C’est le président américain, Joe Biden, himself, qui a accueilli les prisonniers de son pays libéré ) sur la base militaire d’Andrews, près de Washington où l’avion les transportant a atterri vers 03h40 TU (23h40 heure locale). Etait présente aux côtés de Joe Biden, Kamala Harris, la vice-présidente, candidate des Démocrates en route vers la Maison blanche comme première femme noire présidente des États-Unis.
Entre autres prisonniers, est l’ancien Marine Paul Whelan qui a passé six ans dans une prison russe pour espionnage; Evan Gershkovich, le journaliste du Wall Street Journal, arrêté il y a plus d’un an pour espionnage également. Il avait été condamné il y a deux semaines à 16 ans de prison; la journaliste russo-américaine, Alsu Kourmasheva ainsi qu’un activiste détenteur de carte verte, Vladimir Kara-Murza. Toute la scène a été retransmise en direct.
Au total, 10 Russes, dont deux mineurs, ont été échangés contre 16 Occidentaux et Russes emprisonnés en Russie. L’échange s’est déroulé sur le tarmac de l’aéroport d’Ankara, en Turquie. Les services de renseignement turcs ont « mené à Ankara l’opération d’échange de prisonniers la plus importante de ces derniers temps », s’est vantée la présidence turque.
« Leur calvaire est fini », a déclaré Joe Biden lors d’une conférence de presse à la Maison-Blanche. L’opération a quand même essuyé quelques critiques de la part des Républicains qui se demandent si la pratique ne devrait pas encourager la Russie à continuer à emprisonner des citoyens américains pour les utiliser comme monnaie d’échange.
Du côté russe, un accueil en grande pompe a été également réservé aux prisonniers détenus aux États-Unis et dans plusieurs pays européens.

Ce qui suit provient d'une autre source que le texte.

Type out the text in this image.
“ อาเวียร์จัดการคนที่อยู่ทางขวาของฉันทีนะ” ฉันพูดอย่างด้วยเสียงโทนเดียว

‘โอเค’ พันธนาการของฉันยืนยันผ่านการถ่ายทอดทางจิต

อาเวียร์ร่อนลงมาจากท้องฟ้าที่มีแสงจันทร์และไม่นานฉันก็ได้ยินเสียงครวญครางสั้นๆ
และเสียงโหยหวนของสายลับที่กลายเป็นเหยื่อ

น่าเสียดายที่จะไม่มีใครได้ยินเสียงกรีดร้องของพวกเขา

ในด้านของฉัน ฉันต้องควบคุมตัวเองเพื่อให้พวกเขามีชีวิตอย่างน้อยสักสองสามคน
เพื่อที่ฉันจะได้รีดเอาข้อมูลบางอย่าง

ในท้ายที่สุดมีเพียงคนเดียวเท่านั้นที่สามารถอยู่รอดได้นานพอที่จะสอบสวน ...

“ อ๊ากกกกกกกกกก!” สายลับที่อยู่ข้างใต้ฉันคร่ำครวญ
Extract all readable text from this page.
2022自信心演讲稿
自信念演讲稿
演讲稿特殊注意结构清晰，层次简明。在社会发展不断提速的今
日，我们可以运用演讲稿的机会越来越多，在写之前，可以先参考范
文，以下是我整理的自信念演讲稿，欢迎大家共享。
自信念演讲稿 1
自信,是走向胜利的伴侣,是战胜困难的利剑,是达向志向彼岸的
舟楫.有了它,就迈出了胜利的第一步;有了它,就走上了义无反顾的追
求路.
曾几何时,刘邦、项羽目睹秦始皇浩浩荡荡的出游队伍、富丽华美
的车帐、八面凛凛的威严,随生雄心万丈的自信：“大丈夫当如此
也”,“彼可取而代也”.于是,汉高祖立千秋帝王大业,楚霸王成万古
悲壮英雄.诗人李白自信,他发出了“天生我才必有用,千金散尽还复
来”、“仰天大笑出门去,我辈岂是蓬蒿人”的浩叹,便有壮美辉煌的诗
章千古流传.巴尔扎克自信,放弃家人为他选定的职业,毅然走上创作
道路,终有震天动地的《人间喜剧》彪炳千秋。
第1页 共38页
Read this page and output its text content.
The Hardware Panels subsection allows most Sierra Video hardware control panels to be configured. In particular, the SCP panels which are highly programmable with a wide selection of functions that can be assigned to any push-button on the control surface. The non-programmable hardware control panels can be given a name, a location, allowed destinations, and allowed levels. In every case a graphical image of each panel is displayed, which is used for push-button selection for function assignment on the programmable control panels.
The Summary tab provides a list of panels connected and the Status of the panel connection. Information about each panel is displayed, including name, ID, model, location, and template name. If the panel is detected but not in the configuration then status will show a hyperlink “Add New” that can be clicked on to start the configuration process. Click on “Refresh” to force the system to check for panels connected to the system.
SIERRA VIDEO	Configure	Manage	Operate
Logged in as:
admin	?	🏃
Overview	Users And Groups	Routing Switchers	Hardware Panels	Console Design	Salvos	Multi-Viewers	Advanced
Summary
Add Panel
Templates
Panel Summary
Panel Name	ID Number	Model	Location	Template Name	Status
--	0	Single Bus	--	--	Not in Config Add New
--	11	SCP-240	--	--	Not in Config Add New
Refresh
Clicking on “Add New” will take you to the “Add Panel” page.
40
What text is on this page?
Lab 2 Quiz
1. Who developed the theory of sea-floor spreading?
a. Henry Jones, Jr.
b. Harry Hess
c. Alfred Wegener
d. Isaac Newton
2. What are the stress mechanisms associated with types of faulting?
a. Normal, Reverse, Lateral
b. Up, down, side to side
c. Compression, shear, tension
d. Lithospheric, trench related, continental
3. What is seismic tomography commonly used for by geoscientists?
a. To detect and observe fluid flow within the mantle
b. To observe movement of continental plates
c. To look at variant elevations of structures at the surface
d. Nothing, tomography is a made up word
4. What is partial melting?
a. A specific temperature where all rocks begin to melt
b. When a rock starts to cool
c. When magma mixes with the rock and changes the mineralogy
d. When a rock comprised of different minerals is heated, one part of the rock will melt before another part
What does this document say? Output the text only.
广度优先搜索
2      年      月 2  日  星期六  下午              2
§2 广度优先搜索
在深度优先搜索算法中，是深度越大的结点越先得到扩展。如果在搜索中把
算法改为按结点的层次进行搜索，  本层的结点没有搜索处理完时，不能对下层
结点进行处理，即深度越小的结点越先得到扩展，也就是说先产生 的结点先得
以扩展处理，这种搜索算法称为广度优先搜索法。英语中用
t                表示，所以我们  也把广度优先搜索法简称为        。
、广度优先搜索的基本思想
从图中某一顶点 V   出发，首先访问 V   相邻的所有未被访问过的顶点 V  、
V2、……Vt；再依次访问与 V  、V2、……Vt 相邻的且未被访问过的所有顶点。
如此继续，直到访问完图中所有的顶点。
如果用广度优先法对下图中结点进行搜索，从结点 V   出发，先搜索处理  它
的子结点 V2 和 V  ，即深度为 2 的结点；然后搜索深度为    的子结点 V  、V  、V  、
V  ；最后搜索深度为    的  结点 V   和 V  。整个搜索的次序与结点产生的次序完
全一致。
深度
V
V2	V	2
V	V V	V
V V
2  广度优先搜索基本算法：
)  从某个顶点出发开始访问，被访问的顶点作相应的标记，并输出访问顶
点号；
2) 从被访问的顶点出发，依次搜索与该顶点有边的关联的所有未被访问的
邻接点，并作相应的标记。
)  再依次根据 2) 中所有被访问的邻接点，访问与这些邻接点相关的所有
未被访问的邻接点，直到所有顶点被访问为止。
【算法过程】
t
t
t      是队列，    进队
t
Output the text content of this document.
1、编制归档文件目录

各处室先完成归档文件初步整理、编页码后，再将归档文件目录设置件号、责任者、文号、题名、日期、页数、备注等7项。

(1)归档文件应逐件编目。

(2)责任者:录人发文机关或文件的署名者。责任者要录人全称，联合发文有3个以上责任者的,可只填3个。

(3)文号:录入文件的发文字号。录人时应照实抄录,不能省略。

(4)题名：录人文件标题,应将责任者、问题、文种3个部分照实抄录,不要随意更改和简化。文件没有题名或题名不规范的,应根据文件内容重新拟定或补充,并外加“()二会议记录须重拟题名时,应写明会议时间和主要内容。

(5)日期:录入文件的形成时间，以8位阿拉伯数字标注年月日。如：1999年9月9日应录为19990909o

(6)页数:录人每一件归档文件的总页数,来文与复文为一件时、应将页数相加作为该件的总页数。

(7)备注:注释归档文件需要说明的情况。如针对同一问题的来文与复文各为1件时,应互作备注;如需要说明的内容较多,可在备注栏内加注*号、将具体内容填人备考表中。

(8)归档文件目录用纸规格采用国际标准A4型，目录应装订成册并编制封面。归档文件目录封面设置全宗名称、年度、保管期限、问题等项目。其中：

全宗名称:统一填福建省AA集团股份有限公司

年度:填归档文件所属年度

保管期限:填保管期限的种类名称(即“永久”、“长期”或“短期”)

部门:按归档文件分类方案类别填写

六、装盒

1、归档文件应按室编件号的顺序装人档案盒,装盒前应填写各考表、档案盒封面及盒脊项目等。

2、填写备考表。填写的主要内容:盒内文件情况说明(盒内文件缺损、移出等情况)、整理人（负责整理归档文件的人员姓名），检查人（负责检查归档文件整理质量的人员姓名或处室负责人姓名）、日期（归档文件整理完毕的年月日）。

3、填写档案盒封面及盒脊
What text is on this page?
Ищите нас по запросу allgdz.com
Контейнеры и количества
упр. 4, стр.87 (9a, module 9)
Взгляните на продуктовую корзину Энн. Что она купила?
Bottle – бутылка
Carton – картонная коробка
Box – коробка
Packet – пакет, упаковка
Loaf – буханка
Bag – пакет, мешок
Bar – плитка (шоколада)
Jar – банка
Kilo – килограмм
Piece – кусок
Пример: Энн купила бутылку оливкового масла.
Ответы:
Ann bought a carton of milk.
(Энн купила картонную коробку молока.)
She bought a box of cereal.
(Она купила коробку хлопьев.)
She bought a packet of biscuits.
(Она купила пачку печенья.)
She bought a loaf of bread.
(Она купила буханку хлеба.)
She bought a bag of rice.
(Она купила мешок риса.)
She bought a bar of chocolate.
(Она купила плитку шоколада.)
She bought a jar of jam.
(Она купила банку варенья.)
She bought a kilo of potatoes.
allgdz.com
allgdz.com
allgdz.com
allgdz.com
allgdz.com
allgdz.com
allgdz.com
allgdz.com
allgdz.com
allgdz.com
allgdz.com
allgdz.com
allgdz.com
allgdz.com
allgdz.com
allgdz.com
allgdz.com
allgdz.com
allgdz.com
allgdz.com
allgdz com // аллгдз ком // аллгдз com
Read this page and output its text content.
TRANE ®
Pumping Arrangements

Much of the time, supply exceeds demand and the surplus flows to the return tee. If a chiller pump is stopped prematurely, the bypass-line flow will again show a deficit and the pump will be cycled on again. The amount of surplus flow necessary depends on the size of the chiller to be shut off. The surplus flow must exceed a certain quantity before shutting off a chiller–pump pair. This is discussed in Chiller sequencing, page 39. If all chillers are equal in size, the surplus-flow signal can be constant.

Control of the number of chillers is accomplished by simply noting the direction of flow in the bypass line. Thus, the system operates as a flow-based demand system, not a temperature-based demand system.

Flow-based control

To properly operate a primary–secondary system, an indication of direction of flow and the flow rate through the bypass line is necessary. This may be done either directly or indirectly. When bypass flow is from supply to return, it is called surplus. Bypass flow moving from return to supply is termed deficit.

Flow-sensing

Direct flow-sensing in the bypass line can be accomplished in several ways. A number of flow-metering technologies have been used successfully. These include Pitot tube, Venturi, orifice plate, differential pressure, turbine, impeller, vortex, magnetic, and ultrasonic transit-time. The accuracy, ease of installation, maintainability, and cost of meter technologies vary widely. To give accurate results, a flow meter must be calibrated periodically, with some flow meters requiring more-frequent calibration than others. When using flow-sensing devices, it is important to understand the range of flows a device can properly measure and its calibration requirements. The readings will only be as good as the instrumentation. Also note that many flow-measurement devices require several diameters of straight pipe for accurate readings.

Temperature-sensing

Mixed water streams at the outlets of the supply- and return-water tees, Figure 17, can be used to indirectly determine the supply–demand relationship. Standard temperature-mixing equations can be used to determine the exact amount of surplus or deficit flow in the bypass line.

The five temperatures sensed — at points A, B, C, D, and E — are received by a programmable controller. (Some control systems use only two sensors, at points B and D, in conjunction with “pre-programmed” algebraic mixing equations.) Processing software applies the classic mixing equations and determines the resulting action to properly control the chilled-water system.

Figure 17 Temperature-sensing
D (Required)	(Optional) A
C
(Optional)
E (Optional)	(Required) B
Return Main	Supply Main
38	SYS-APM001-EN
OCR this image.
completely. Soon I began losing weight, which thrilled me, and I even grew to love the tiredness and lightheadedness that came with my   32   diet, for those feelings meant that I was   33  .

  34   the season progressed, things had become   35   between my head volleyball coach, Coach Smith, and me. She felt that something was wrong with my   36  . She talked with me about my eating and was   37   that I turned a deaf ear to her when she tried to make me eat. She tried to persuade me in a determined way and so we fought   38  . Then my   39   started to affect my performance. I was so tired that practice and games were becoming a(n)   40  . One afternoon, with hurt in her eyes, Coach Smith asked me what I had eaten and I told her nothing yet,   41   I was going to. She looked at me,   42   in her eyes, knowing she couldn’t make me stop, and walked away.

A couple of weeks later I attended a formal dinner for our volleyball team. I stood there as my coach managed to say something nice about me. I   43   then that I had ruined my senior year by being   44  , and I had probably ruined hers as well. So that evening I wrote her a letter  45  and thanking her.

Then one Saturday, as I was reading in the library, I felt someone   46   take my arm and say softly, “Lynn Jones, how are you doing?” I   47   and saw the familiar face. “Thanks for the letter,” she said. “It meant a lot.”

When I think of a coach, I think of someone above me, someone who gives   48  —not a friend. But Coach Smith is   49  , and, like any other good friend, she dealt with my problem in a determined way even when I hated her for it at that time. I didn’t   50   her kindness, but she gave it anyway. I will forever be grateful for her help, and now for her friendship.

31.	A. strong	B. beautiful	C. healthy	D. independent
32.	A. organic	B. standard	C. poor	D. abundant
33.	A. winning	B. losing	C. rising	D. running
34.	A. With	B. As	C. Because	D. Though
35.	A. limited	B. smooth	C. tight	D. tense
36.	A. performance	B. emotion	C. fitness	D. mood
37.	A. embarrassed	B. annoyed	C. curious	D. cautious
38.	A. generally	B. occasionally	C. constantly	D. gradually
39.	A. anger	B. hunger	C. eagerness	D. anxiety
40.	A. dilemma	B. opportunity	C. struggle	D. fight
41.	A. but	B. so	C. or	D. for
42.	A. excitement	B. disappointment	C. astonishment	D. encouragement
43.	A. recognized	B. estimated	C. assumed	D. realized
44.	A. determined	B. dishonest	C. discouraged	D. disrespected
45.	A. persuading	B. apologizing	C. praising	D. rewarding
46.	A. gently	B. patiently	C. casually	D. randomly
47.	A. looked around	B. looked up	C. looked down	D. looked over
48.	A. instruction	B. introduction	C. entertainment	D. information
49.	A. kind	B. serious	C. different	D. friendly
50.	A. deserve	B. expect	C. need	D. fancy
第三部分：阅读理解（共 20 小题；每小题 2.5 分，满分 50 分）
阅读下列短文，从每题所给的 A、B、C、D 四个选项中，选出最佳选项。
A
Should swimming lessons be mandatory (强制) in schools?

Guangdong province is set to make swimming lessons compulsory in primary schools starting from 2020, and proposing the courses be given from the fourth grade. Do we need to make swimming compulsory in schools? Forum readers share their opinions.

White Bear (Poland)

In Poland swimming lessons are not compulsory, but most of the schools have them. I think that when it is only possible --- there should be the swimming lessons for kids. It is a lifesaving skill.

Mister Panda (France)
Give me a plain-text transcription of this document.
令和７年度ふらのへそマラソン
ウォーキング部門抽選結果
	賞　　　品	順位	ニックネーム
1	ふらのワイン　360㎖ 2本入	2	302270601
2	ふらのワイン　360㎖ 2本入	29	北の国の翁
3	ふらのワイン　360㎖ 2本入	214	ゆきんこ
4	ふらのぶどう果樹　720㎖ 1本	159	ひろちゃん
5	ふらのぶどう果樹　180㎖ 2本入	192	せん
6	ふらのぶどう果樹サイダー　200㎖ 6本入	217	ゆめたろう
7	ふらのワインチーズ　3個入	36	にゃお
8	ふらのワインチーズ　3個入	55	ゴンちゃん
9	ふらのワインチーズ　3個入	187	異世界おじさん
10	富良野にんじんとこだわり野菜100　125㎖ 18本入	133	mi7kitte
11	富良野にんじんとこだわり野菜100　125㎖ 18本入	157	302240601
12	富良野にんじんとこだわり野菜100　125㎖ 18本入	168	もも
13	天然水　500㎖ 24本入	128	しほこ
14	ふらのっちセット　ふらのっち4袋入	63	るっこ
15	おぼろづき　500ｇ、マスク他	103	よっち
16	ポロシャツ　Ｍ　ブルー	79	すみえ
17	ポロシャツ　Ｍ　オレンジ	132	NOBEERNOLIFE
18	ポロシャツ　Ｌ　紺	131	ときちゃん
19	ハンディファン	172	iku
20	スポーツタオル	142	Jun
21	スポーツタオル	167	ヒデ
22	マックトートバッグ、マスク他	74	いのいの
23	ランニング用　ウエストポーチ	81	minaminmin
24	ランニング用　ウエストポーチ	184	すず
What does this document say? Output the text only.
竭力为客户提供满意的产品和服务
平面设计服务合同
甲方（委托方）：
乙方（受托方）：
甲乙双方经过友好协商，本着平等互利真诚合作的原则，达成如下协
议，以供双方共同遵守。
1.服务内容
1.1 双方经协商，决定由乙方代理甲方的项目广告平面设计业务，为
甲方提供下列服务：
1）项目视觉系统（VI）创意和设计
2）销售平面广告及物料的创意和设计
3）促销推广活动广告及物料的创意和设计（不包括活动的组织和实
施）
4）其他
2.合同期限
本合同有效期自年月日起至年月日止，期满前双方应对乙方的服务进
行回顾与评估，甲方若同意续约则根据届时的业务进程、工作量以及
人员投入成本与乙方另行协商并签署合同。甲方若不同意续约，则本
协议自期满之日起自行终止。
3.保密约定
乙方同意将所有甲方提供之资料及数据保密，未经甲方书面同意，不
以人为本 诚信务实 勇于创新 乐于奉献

Ils ont été accueillis à Moscou à leur descente d’avion. Un tapis rouge était déployé au bas de la passerelle de l’avion entre deux rangées de soldats au garde à vous, fusil à la main.
Et Vladimir Poutine de saisir l’opportunité pour s’afficher comme un sauveur. Présent sur place, il a remis un bouquet à Anna Dultseva et donné l’accolade aux huit prisonniers échangés. L’image était forte.
La rivalité russo-américaine ne finira guère de tenir le monde en haleine.